In senior year of high school, I thought of myself as a real leader. I was a head of a couple of commissions/clubs and felt like a real contributor to many others. I knew almost everyone in my school and even if I didn’t know them, their faces always seemed familiar and I was confident that they knew me. Now, I am back to square one. I feel exactly how I did four years ago. I’m a little “freshie” in such a large community. Even if I try to get involved I would never be the same contributor I once was. The only difference between now and four years ago is that I am now titled as an “honors student.”

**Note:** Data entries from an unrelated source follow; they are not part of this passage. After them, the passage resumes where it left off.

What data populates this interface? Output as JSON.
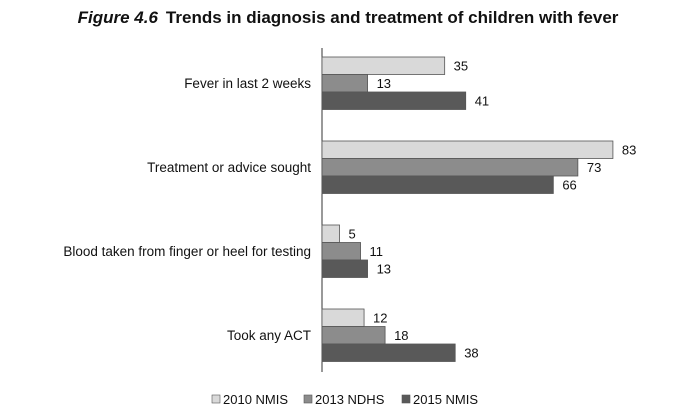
{
  "figure": {
    "number": "Figure 4.6",
    "title": "Trends in diagnosis and treatment of children with fever"
  },
  "chart_data": {
    "type": "bar",
    "orientation": "horizontal",
    "title": "Trends in diagnosis and treatment of children with fever",
    "categories": [
      "Fever in last 2 weeks",
      "Treatment or advice sought",
      "Blood taken from finger or heel for testing",
      "Took any ACT"
    ],
    "series": [
      {
        "name": "2010 NMIS",
        "color": "#d9d9d9",
        "values": [
          35,
          83,
          5,
          12
        ]
      },
      {
        "name": "2013 NDHS",
        "color": "#8c8c8c",
        "values": [
          13,
          73,
          11,
          18
        ]
      },
      {
        "name": "2015 NMIS",
        "color": "#595959",
        "values": [
          41,
          66,
          13,
          38
        ]
      }
    ],
    "xlim": [
      0,
      85
    ],
    "grid": false,
    "legend": "bottom"
  }
}
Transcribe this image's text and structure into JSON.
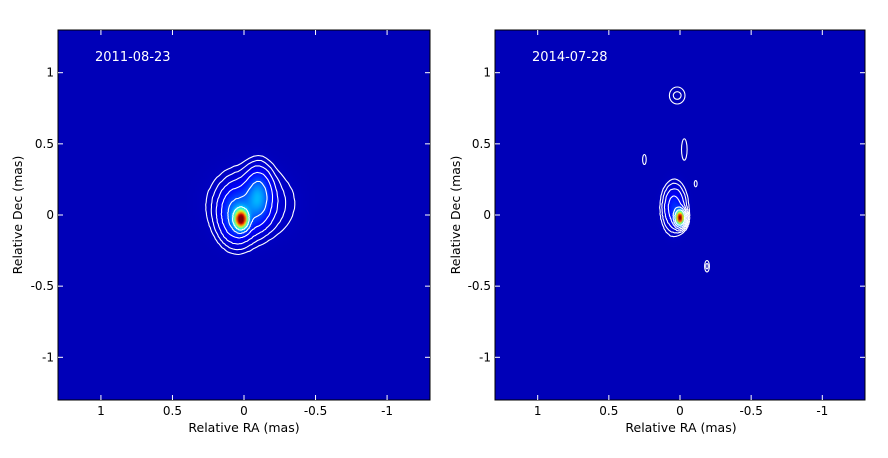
{
  "chart_data": [
    {
      "type": "heatmap",
      "annotation": "2011-08-23",
      "xlabel": "Relative RA  (mas)",
      "ylabel": "Relative Dec  (mas)",
      "xlim": [
        1.3,
        -1.3
      ],
      "ylim": [
        -1.3,
        1.3
      ],
      "xticks": [
        1,
        0.5,
        0,
        -0.5,
        -1
      ],
      "xtick_labels": [
        "1",
        "0.5",
        "0",
        "-0.5",
        "-1"
      ],
      "yticks": [
        1,
        0.5,
        0,
        -0.5,
        -1
      ],
      "ytick_labels": [
        "1",
        "0.5",
        "0",
        "-0.5",
        "-1"
      ],
      "colormap": "jet",
      "background_color": "#00008f",
      "contour_color": "#ffffff",
      "peak": {
        "ra": 0.02,
        "dec": -0.03
      },
      "components": [
        {
          "ra": 0.02,
          "dec": -0.03,
          "amp": 1.0,
          "sx": 0.028,
          "sy": 0.04
        },
        {
          "ra": 0.05,
          "dec": 0.0,
          "amp": 0.18,
          "sx": 0.07,
          "sy": 0.11
        },
        {
          "ra": -0.1,
          "dec": 0.13,
          "amp": 0.2,
          "sx": 0.055,
          "sy": 0.11
        },
        {
          "ra": -0.05,
          "dec": 0.08,
          "amp": 0.06,
          "sx": 0.16,
          "sy": 0.14
        }
      ],
      "contour_levels": [
        0.01,
        0.02,
        0.04,
        0.08,
        0.16,
        0.32
      ]
    },
    {
      "type": "heatmap",
      "annotation": "2014-07-28",
      "xlabel": "Relative RA  (mas)",
      "ylabel": "Relative Dec  (mas)",
      "xlim": [
        1.3,
        -1.3
      ],
      "ylim": [
        -1.3,
        1.3
      ],
      "xticks": [
        1,
        0.5,
        0,
        -0.5,
        -1
      ],
      "xtick_labels": [
        "1",
        "0.5",
        "0",
        "-0.5",
        "-1"
      ],
      "yticks": [
        1,
        0.5,
        0,
        -0.5,
        -1
      ],
      "ytick_labels": [
        "1",
        "0.5",
        "0",
        "-0.5",
        "-1"
      ],
      "colormap": "jet",
      "background_color": "#00008f",
      "contour_color": "#ffffff",
      "peak": {
        "ra": 0.0,
        "dec": -0.02
      },
      "components": [
        {
          "ra": 0.0,
          "dec": -0.02,
          "amp": 1.0,
          "sx": 0.02,
          "sy": 0.032
        },
        {
          "ra": 0.04,
          "dec": 0.05,
          "amp": 0.12,
          "sx": 0.045,
          "sy": 0.09
        }
      ],
      "contour_levels": [
        0.01,
        0.02,
        0.04,
        0.08,
        0.16,
        0.32
      ],
      "isolated_contours": [
        {
          "ra": 0.02,
          "dec": 0.84,
          "rx": 0.055,
          "ry": 0.06,
          "ring": true
        },
        {
          "ra": -0.03,
          "dec": 0.46,
          "rx": 0.02,
          "ry": 0.075,
          "ring": false
        },
        {
          "ra": 0.25,
          "dec": 0.39,
          "rx": 0.013,
          "ry": 0.035,
          "ring": false
        },
        {
          "ra": -0.11,
          "dec": 0.22,
          "rx": 0.01,
          "ry": 0.022,
          "ring": false
        },
        {
          "ra": -0.19,
          "dec": -0.36,
          "rx": 0.017,
          "ry": 0.04,
          "ring": true
        }
      ]
    }
  ]
}
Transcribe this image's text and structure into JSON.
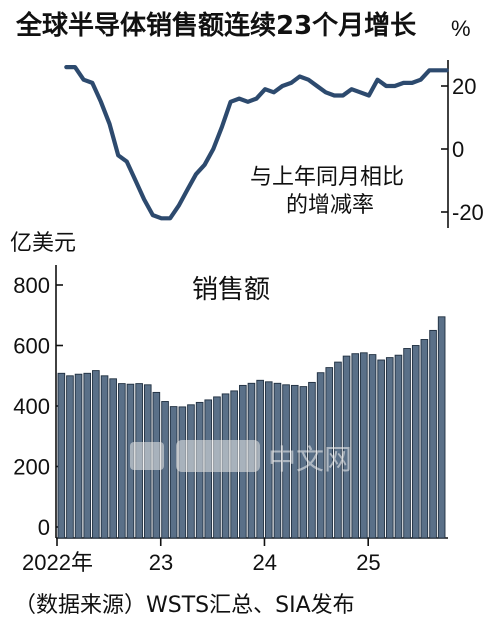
{
  "title": "全球半导体销售额连续23个月增长",
  "source": "（数据来源）WSTS汇总、SIA发布",
  "watermark": "中文网",
  "colors": {
    "line": "#2d4a6e",
    "bar": "#5a7088",
    "bar_edge": "#1f2f40",
    "axis": "#111111"
  },
  "chart_data": [
    {
      "type": "line",
      "label": "与上年同月相比的增减率",
      "label_lines": [
        "与上年同月相比",
        "的增减率"
      ],
      "unit": "%",
      "yticks": [
        20,
        0,
        -20
      ],
      "ylim": [
        -24,
        28
      ],
      "x": [
        "2022-01",
        "2022-02",
        "2022-03",
        "2022-04",
        "2022-05",
        "2022-06",
        "2022-07",
        "2022-08",
        "2022-09",
        "2022-10",
        "2022-11",
        "2022-12",
        "2023-01",
        "2023-02",
        "2023-03",
        "2023-04",
        "2023-05",
        "2023-06",
        "2023-07",
        "2023-08",
        "2023-09",
        "2023-10",
        "2023-11",
        "2023-12",
        "2024-01",
        "2024-02",
        "2024-03",
        "2024-04",
        "2024-05",
        "2024-06",
        "2024-07",
        "2024-08",
        "2024-09",
        "2024-10",
        "2024-11",
        "2024-12",
        "2025-01",
        "2025-02",
        "2025-03",
        "2025-04",
        "2025-05",
        "2025-06",
        "2025-07",
        "2025-08",
        "2025-09"
      ],
      "values": [
        26,
        26,
        22,
        21,
        15,
        8,
        -2,
        -4,
        -10,
        -16,
        -21,
        -22,
        -22,
        -18,
        -13,
        -8,
        -5,
        0,
        7,
        15,
        16,
        15,
        16,
        19,
        18,
        20,
        21,
        23,
        22,
        20,
        18,
        17,
        17,
        19,
        18,
        17,
        22,
        20,
        20,
        21,
        21,
        22,
        25,
        25,
        25
      ]
    },
    {
      "type": "bar",
      "title": "销售额",
      "ylabel": "亿美元",
      "ylim": [
        0,
        850
      ],
      "yticks": [
        0,
        200,
        400,
        600,
        800
      ],
      "xtick_labels": [
        "2022年",
        "23",
        "24",
        "25"
      ],
      "xtick_index": [
        0,
        12,
        24,
        36
      ],
      "categories": [
        "2022-01",
        "2022-02",
        "2022-03",
        "2022-04",
        "2022-05",
        "2022-06",
        "2022-07",
        "2022-08",
        "2022-09",
        "2022-10",
        "2022-11",
        "2022-12",
        "2023-01",
        "2023-02",
        "2023-03",
        "2023-04",
        "2023-05",
        "2023-06",
        "2023-07",
        "2023-08",
        "2023-09",
        "2023-10",
        "2023-11",
        "2023-12",
        "2024-01",
        "2024-02",
        "2024-03",
        "2024-04",
        "2024-05",
        "2024-06",
        "2024-07",
        "2024-08",
        "2024-09",
        "2024-10",
        "2024-11",
        "2024-12",
        "2025-01",
        "2025-02",
        "2025-03",
        "2025-04",
        "2025-05",
        "2025-06",
        "2025-07",
        "2025-08",
        "2025-09"
      ],
      "values": [
        508,
        500,
        505,
        508,
        517,
        500,
        490,
        474,
        472,
        474,
        470,
        445,
        415,
        398,
        397,
        404,
        412,
        420,
        430,
        440,
        450,
        468,
        475,
        485,
        480,
        475,
        470,
        468,
        464,
        478,
        510,
        527,
        545,
        565,
        573,
        576,
        570,
        552,
        560,
        568,
        590,
        600,
        620,
        650,
        695
      ]
    }
  ]
}
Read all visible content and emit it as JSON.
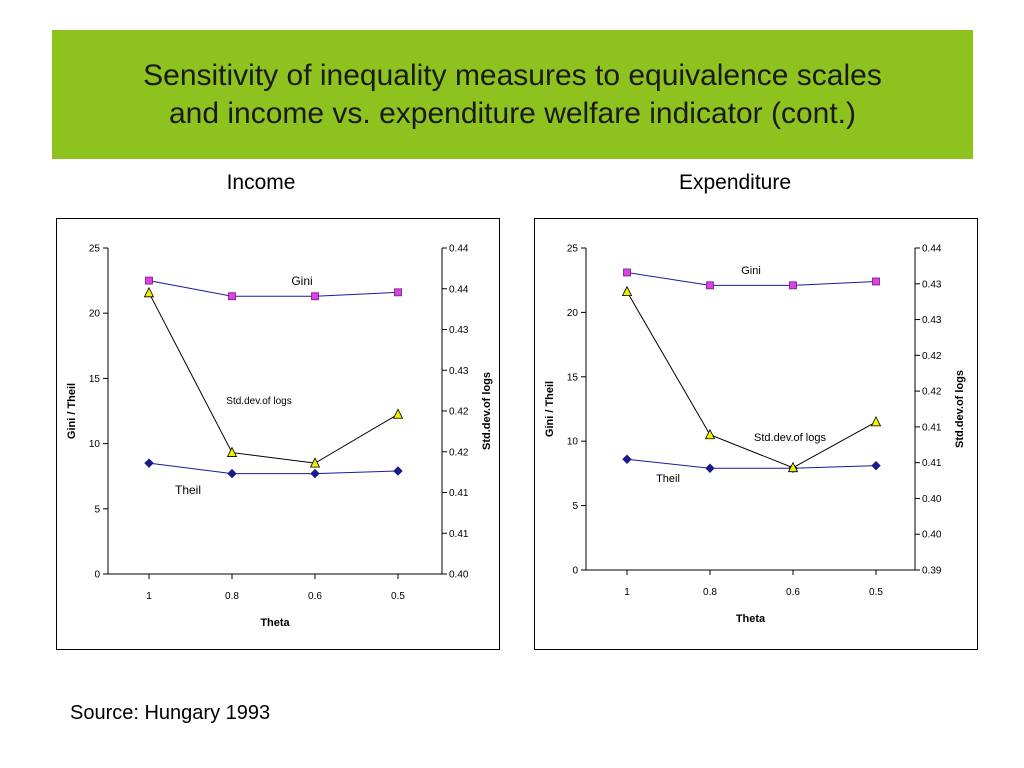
{
  "slide": {
    "title": "Sensitivity of inequality measures to equivalence scales\nand income vs. expenditure welfare indicator (cont.)",
    "source": "Source: Hungary 1993",
    "banner_color": "#8dc21f"
  },
  "colors": {
    "axis": "#000000",
    "gini_marker": "#e040e0",
    "theil_marker": "#1a1a8c",
    "sd_marker": "#f0f000",
    "series_line_blue": "#1a1aa0",
    "series_line_black": "#000000"
  },
  "chart_data": [
    {
      "type": "line",
      "panel_title": "Income",
      "xlabel": "Theta",
      "ylabel": "Gini / Theil",
      "y2label": "Std.dev.of logs",
      "categories": [
        "1",
        "0.8",
        "0.6",
        "0.5"
      ],
      "ylim": [
        0,
        25
      ],
      "yticks": [
        "0",
        "5",
        "10",
        "15",
        "20",
        "25"
      ],
      "y2lim": [
        0.4,
        0.44
      ],
      "y2ticks": [
        "0.40",
        "0.41",
        "0.41",
        "0.42",
        "0.42",
        "0.43",
        "0.43",
        "0.44",
        "0.44"
      ],
      "series": [
        {
          "name": "Gini",
          "axis": "left",
          "marker": "square",
          "values": [
            22.5,
            21.3,
            21.3,
            21.6
          ]
        },
        {
          "name": "Theil",
          "axis": "left",
          "marker": "diamond",
          "values": [
            8.5,
            7.7,
            7.7,
            7.9
          ]
        },
        {
          "name": "Std.dev.of logs",
          "axis": "right",
          "marker": "triangle",
          "values": [
            0.4345,
            0.4149,
            0.4136,
            0.4196
          ]
        }
      ]
    },
    {
      "type": "line",
      "panel_title": "Expenditure",
      "xlabel": "Theta",
      "ylabel": "Gini / Theil",
      "y2label": "Std.dev.of logs",
      "categories": [
        "1",
        "0.8",
        "0.6",
        "0.5"
      ],
      "ylim": [
        0,
        25
      ],
      "yticks": [
        "0",
        "5",
        "10",
        "15",
        "20",
        "25"
      ],
      "y2lim": [
        0.395,
        0.44
      ],
      "y2ticks": [
        "0.39",
        "0.40",
        "0.40",
        "0.41",
        "0.41",
        "0.42",
        "0.42",
        "0.43",
        "0.43",
        "0.44"
      ],
      "series": [
        {
          "name": "Gini",
          "axis": "left",
          "marker": "square",
          "values": [
            23.1,
            22.1,
            22.1,
            22.4
          ]
        },
        {
          "name": "Theil",
          "axis": "left",
          "marker": "diamond",
          "values": [
            8.6,
            7.9,
            7.9,
            8.1
          ]
        },
        {
          "name": "Std.dev.of logs",
          "axis": "right",
          "marker": "triangle",
          "values": [
            0.4339,
            0.4139,
            0.4093,
            0.4157
          ]
        }
      ]
    }
  ]
}
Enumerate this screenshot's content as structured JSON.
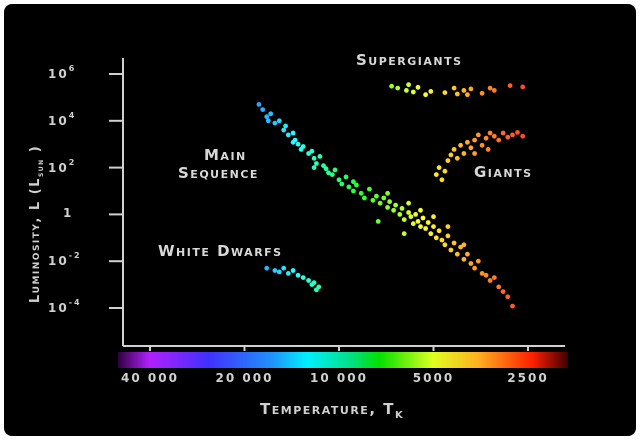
{
  "chart_data": {
    "type": "scatter",
    "title": "",
    "xlabel": "Temperature, T",
    "xlabel_subscript": "K",
    "ylabel": "Luminosity, L (L",
    "ylabel_subscript": "sun",
    "ylabel_suffix": " )",
    "x_scale": "log",
    "x_reversed": true,
    "y_scale": "log",
    "xlim": [
      48000,
      2200
    ],
    "ylim": [
      4e-05,
      3000000
    ],
    "grid": false,
    "background": "#000000",
    "colorbar": "temperature spectrum: violet (hot) to red (cool)",
    "x_ticks": [
      {
        "value": 40000,
        "label": "40 000"
      },
      {
        "value": 20000,
        "label": "20 000"
      },
      {
        "value": 10000,
        "label": "10 000"
      },
      {
        "value": 5000,
        "label": "5000"
      },
      {
        "value": 2500,
        "label": "2500"
      }
    ],
    "y_ticks": [
      {
        "value": 1000000,
        "base": "10",
        "exp": "6"
      },
      {
        "value": 10000,
        "base": "10",
        "exp": "4"
      },
      {
        "value": 100,
        "base": "10",
        "exp": "2"
      },
      {
        "value": 1,
        "base": "1",
        "exp": ""
      },
      {
        "value": 0.01,
        "base": "10",
        "exp": "-2"
      },
      {
        "value": 0.0001,
        "base": "10",
        "exp": "-4"
      }
    ],
    "annotations": {
      "supergiants": "Supergiants",
      "giants": "Giants",
      "main": "Main",
      "sequence": "Sequence",
      "white_dwarfs": "White Dwarfs"
    },
    "series": [
      {
        "group": "main-sequence",
        "points": [
          [
            18000,
            50000
          ],
          [
            17500,
            30000
          ],
          [
            17000,
            15000
          ],
          [
            16500,
            20000
          ],
          [
            16800,
            10000
          ],
          [
            16000,
            8000
          ],
          [
            15500,
            10000
          ],
          [
            15000,
            4000
          ],
          [
            14800,
            6000
          ],
          [
            14500,
            2500
          ],
          [
            14000,
            3000
          ],
          [
            14000,
            1200
          ],
          [
            13800,
            1500
          ],
          [
            13500,
            1000
          ],
          [
            13200,
            600
          ],
          [
            13000,
            800
          ],
          [
            12500,
            400
          ],
          [
            12200,
            500
          ],
          [
            12000,
            250
          ],
          [
            12000,
            100
          ],
          [
            11800,
            150
          ],
          [
            11500,
            300
          ],
          [
            11200,
            120
          ],
          [
            11000,
            90
          ],
          [
            10800,
            60
          ],
          [
            10500,
            50
          ],
          [
            10300,
            80
          ],
          [
            10000,
            30
          ],
          [
            9800,
            20
          ],
          [
            9500,
            40
          ],
          [
            9300,
            15
          ],
          [
            9000,
            10
          ],
          [
            9000,
            25
          ],
          [
            8800,
            18
          ],
          [
            8500,
            8
          ],
          [
            8300,
            5
          ],
          [
            8000,
            12
          ],
          [
            7800,
            4
          ],
          [
            7600,
            6
          ],
          [
            7500,
            0.5
          ],
          [
            7400,
            3
          ],
          [
            7200,
            5
          ],
          [
            7000,
            2
          ],
          [
            7000,
            8
          ],
          [
            6900,
            3.5
          ],
          [
            6700,
            1.5
          ],
          [
            6600,
            2.5
          ],
          [
            6400,
            1
          ],
          [
            6300,
            1.8
          ],
          [
            6200,
            0.6
          ],
          [
            6200,
            0.15
          ],
          [
            6000,
            1.2
          ],
          [
            6000,
            3
          ],
          [
            5900,
            0.8
          ],
          [
            5800,
            0.4
          ],
          [
            5700,
            1
          ],
          [
            5600,
            0.5
          ],
          [
            5500,
            0.3
          ],
          [
            5500,
            1.5
          ],
          [
            5400,
            0.7
          ],
          [
            5300,
            0.25
          ],
          [
            5200,
            0.45
          ],
          [
            5100,
            0.15
          ],
          [
            5000,
            0.3
          ],
          [
            5000,
            0.8
          ],
          [
            4900,
            0.1
          ],
          [
            4800,
            0.2
          ],
          [
            4700,
            0.08
          ],
          [
            4600,
            0.05
          ],
          [
            4500,
            0.12
          ],
          [
            4500,
            0.3
          ],
          [
            4400,
            0.03
          ],
          [
            4300,
            0.06
          ],
          [
            4200,
            0.02
          ],
          [
            4100,
            0.04
          ],
          [
            4000,
            0.012
          ],
          [
            4000,
            0.05
          ],
          [
            3900,
            0.02
          ],
          [
            3800,
            0.008
          ],
          [
            3700,
            0.005
          ],
          [
            3600,
            0.01
          ],
          [
            3500,
            0.003
          ],
          [
            3400,
            0.0025
          ],
          [
            3300,
            0.0015
          ],
          [
            3200,
            0.002
          ],
          [
            3100,
            0.0008
          ],
          [
            3000,
            0.0005
          ],
          [
            2900,
            0.0003
          ],
          [
            2800,
            0.00012
          ]
        ]
      },
      {
        "group": "supergiants",
        "points": [
          [
            6800,
            300000
          ],
          [
            6500,
            250000
          ],
          [
            6100,
            200000
          ],
          [
            6000,
            350000
          ],
          [
            5800,
            170000
          ],
          [
            5600,
            270000
          ],
          [
            5300,
            130000
          ],
          [
            5100,
            180000
          ],
          [
            4600,
            160000
          ],
          [
            4300,
            250000
          ],
          [
            4200,
            140000
          ],
          [
            4000,
            200000
          ],
          [
            3900,
            130000
          ],
          [
            3800,
            230000
          ],
          [
            3500,
            150000
          ],
          [
            3300,
            250000
          ],
          [
            3200,
            200000
          ],
          [
            2850,
            320000
          ],
          [
            2600,
            280000
          ]
        ]
      },
      {
        "group": "giants",
        "points": [
          [
            4900,
            50
          ],
          [
            4800,
            100
          ],
          [
            4700,
            30
          ],
          [
            4600,
            70
          ],
          [
            4500,
            200
          ],
          [
            4400,
            350
          ],
          [
            4300,
            600
          ],
          [
            4200,
            250
          ],
          [
            4100,
            900
          ],
          [
            4000,
            400
          ],
          [
            3900,
            1200
          ],
          [
            3800,
            700
          ],
          [
            3700,
            1500
          ],
          [
            3700,
            400
          ],
          [
            3600,
            2500
          ],
          [
            3500,
            900
          ],
          [
            3400,
            1800
          ],
          [
            3350,
            600
          ],
          [
            3300,
            3000
          ],
          [
            3200,
            2200
          ],
          [
            3100,
            1500
          ],
          [
            3000,
            3000
          ],
          [
            2900,
            2000
          ],
          [
            2800,
            2500
          ],
          [
            2700,
            3200
          ],
          [
            2600,
            2200
          ]
        ]
      },
      {
        "group": "white-dwarfs",
        "points": [
          [
            17000,
            0.005
          ],
          [
            16000,
            0.004
          ],
          [
            15500,
            0.0035
          ],
          [
            15000,
            0.005
          ],
          [
            14500,
            0.003
          ],
          [
            14000,
            0.004
          ],
          [
            13500,
            0.0025
          ],
          [
            13000,
            0.002
          ],
          [
            12500,
            0.0015
          ],
          [
            12200,
            0.001
          ],
          [
            12000,
            0.0012
          ],
          [
            11800,
            0.0006
          ],
          [
            11600,
            0.0008
          ]
        ]
      }
    ]
  }
}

When I hear the phrase “Baruch Honors” I immediately translate this to mean “Baruch Leader.” I feel as if I am responsible to be a representative of the top Baruch has to offer this world. I am aware that this title is a great honor but I also know that it comes with a price of great pressures. As an honors student, I am always expected to outperform the average Baruch student and will always be looked up to as the honors kid. If I don’t live up to these expectations I feel like I am letting down my high school for not being able to do much with the great education that they handed to me on a silver platter. I also would feel like I let down the Baruch admissions office by showing them that it was a mistake to give me this honor. Because of these reasons, I am determined to prove that they did not make a mistake and that I can truly become a Baruch Honors student.
Aww Daniel. I know exactly how you feel. The pressure is nerve racking. But don’t worry, you will always have the Baruch Scholar family to lean back on. We need to all thrive together. I believe even thought right now it might not seem that one day we’ll make a HUGE impact on the Baruch Community I have hope that we will. We’re all “freshie’s” as you say but we will beat the odds. Trust.